Jacob Shelby of NC State Libraries gave a presentation called “Exploring Linked Data Through the Lens of Technical Services” that did a very good job of giving a basic introduction to the complex topic of linked data. I will likely do a much inferior job of trying to explain his presentation, but here goes:
Shelby began by discussing the basic principles of linked data as described by Tim Berners-Lee (the guy who basically invented the World Wide Web). They are:
- Use URIs (Uniform Resource Indicators) as names of things
- Use HTTP URIs so that people can look up things
- When someone looks up a URI, provide useful information, using the standards used on the Web (such as RDF and SPARQL)
- Include links to other URIs, so people can discover more things
The key technologies in providing linked data are: Resource Description Framework (or RDF), serializations, ontologies, triplestores, and SPARQL.
RDF is the standard model for data interchange on the Web. It is very simple, and uses URIs to name the relationship between things. It does this through the use of triples, which follow the basic structure of a sentence. In a triple, you have a Subject, a Predicate, and an Object. An example of a triple would be: Person (subject) Has The Name (predicate) John Smith (object).
Serializations are computer languages or syntaxes that provide a way to group three URIs (one URI each for the subject, predicate and object) into a triple in an intelligible way. Examples of serializations are N-Triples, TURTLE, JSON-LD, and RDF/XML.

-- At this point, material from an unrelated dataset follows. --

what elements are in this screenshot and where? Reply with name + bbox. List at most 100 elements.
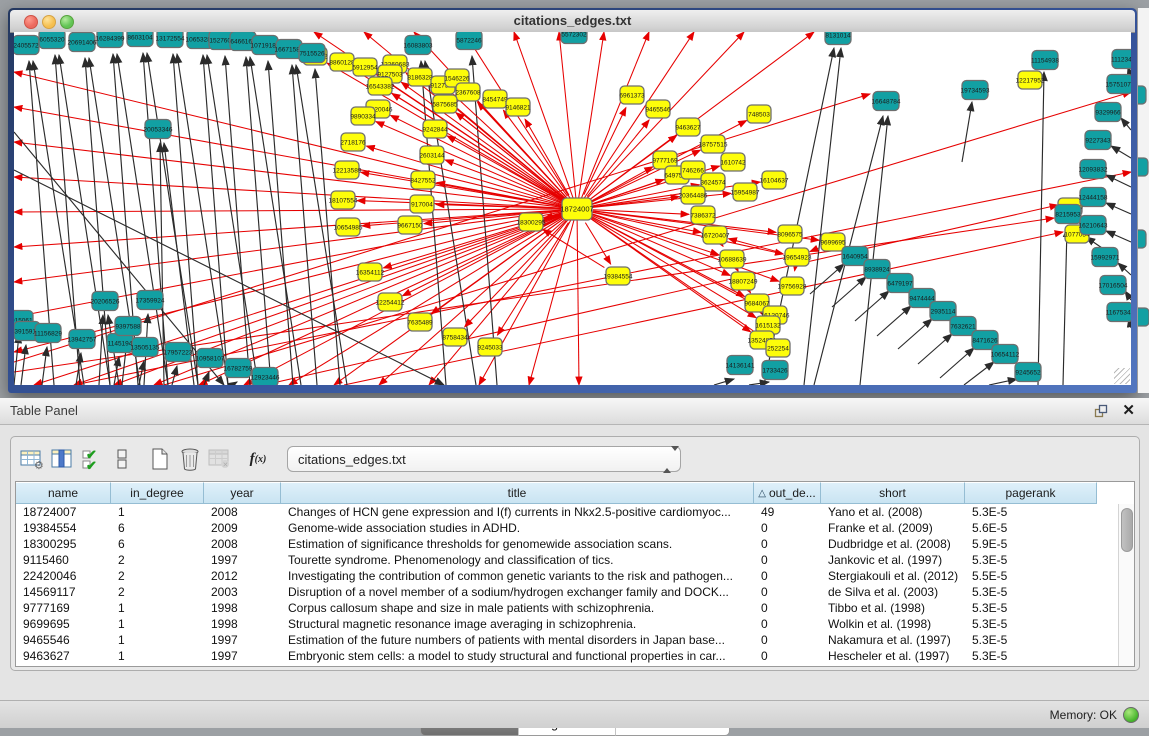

Ontologies are technologies that are used to describe all the relationships between different objects in RDF. An ontology formally represents knowledge as a set of concepts within a domain, and the relationship between those concepts. That is, an ontology provides the structural framework for organizing information. It’s about adding meaning to your data so it can be understood and reused by others. Examples of ontologies include RDF-schema, FOAF (Friend-of-a-Friend), Dublin Core, SKOS, Schema.org, and BIBFRAME.
A triplestore is a database that stores data that is saved as RDF triples.
SPARQL is a query language used for querying data that is organized into RDF.
So, to re-cap, if I’ve got this right (and I’m not entirely sure I do): RDF provides a model for describing things using URIs based on triples (subject, predicate, object). You use a serialization (syntax) to organize the URIs in an intelligible and usable way. You then use an ontology to create a framework to relate all of your serialized data in a way that is meaningful and can be understood and reused by others. All of this stuff is kept in a triplestore, and you can query and access the data using the SPARQL language. Linked data is about having a whole bunch of triplestores connected and sharing this rigorously structured data across the Web instantaneously.
Shelby concluded his presentation by saying that linked data helps:
- make data more meaningful.
- make data more interoperable.
- make data more connectable.
But that linked data does not solve all the world’s metadata problems.